Oleh karena itu, upaya pencegahan syok harus dimulai dengan pendidikan, pemantauan, dan pemberian intervensi gizi yang tepat. Dalam pelaksanaannya, program MBG memerlukan sinergi yang kuat antar kementerian, lembaga, dan pemerintah daerah.
Pemerintah optimistis jika ada kerja sama yang lebih kuat antara semua pihak, maka tujuan meredam kejutan bisa tercapai. Komitmen bersama dari pusat hingga daerah, serta peran aktif Posyandu dan Puskesmas menjadi kunci keberhasilan program ini.
“Program ini sangat strategis. Banyak masukan dari berbagai lembaga yang menekankan pentingnya fokus pada program untuk mengurangi jumlah kejutan,” kata Nunung.
Mempersiapkan strategi nasional untuk pencegahan guncangan
Suprayoga Adiadi, Deputi Direktur Dukungan dan Pemerataan Pembangunan Manusia, Sekretariat Wakil Presiden RI, menjelaskan Pemerintah Indonesia sedang menyusun Strategi Nasional (Negara) pencegahan dan pengurangan tahun 2025-2029.
“Strategi Nasional ini memiliki pendekatan yang berbeda dibandingkan sebelumnya. Strategi ini tidak hanya memberikan intervensi yang spesifik dan sensitif, tetapi juga mencakup lima kelompok sasaran utama,” ujarnya.
“Lima kelompok sasaran prioritas tersebut adalah ibu hamil, ibu menyusui, bayi (di bawah dua tahun), bayi (2-5 tahun), serta remaja putri dan calon pengantin,” lanjutnya.
Meskipun dulu fokusnya adalah pada percepatan laju pengurangan guncangan, kini terdapat paradigma pencegahan. Pendekatan ini mencakup pola makan seimbang, pemeriksaan kesehatan rutin bagi calon pengantin, serta edukasi bagi remaja putri dan ibu hamil.
Salah satu program unggulan yang akan mendukung Strategi Nasional tersebut adalah Program Prioritas Nasional Pangan Gratis Gizi (MBG) yang akan diluncurkan pada Januari 2025.
Ia menekankan pentingnya sinergi program pangan gratis bergizi dengan Strategi Nasional yang manfaatnya dapat dirasakan langsung oleh masyarakat. Langkah ini diharapkan dapat mencegah efek setrum jangka panjang yang sulit diperbaiki.
Strategi Nasional yang baru akan beradaptasi dengan struktur pemerintahan yang lebih inklusif. Kementerian Pembangunan Manusia dan Kebudayaan (Kemenko PMK) dan Badan Kependudukan dan Keluarga Berencana Nasional (NBKPN) akan menjadi pemimpin utama, didukung oleh Kementerian Kesehatan di bidang ini.

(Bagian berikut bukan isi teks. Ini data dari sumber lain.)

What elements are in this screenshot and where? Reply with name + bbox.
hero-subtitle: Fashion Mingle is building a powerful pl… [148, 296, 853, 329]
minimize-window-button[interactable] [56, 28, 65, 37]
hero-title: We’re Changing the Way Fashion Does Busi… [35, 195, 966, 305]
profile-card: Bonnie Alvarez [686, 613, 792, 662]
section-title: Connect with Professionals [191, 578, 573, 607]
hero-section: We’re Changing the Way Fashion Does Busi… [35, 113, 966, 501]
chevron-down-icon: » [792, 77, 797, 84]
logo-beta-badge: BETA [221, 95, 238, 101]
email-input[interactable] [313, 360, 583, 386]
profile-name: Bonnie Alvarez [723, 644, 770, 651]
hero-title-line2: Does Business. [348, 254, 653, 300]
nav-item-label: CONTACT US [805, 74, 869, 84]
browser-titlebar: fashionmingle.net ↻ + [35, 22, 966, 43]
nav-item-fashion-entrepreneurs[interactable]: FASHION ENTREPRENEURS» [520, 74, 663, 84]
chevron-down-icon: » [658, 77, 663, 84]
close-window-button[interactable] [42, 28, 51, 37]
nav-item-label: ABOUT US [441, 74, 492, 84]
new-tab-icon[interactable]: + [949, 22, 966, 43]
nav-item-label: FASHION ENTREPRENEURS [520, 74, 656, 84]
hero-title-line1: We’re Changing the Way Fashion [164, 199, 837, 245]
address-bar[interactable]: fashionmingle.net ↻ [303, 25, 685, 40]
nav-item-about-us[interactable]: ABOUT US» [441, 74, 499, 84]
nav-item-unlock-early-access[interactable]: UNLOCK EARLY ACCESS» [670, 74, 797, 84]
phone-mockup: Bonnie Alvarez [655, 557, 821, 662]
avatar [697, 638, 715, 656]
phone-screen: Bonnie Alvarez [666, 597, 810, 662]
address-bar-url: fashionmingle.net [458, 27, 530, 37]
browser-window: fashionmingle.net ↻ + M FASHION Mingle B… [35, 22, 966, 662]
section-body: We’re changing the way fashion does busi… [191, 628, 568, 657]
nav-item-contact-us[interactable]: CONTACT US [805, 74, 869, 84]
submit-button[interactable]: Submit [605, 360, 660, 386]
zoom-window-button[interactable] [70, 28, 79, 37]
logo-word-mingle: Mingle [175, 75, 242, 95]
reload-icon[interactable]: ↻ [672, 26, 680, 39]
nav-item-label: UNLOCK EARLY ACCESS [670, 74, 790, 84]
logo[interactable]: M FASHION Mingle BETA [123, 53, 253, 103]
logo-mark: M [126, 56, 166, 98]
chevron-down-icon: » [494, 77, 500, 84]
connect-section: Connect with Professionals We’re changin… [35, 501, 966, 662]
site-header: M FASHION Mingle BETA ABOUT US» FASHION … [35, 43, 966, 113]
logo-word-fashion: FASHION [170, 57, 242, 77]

“Strategi Nasional ini akan menjadi landasan yang kokoh untuk menjamin keberlanjutan program lima tahun ke depan,” imbuhnya.
Strategi Nasional ini akan merevisi Peraturan Presiden Nomor 72 Tahun 2021 (Perpres) yang akan dijadikan acuan strategis hingga tahun 2029. Menurut Superyoga, proses penyusunan Perpres ini hampir selesai dan diharapkan bisa diterbitkan. Pada bulan Januari 2025.
Ia optimis bahwa kerangka kerja yang lebih fokus dan berbasis pencegahan ini dapat mendorong angka tersebut menjadi 14,2 persen pada tahun 2029 dan 5 persen pada tahun 2045.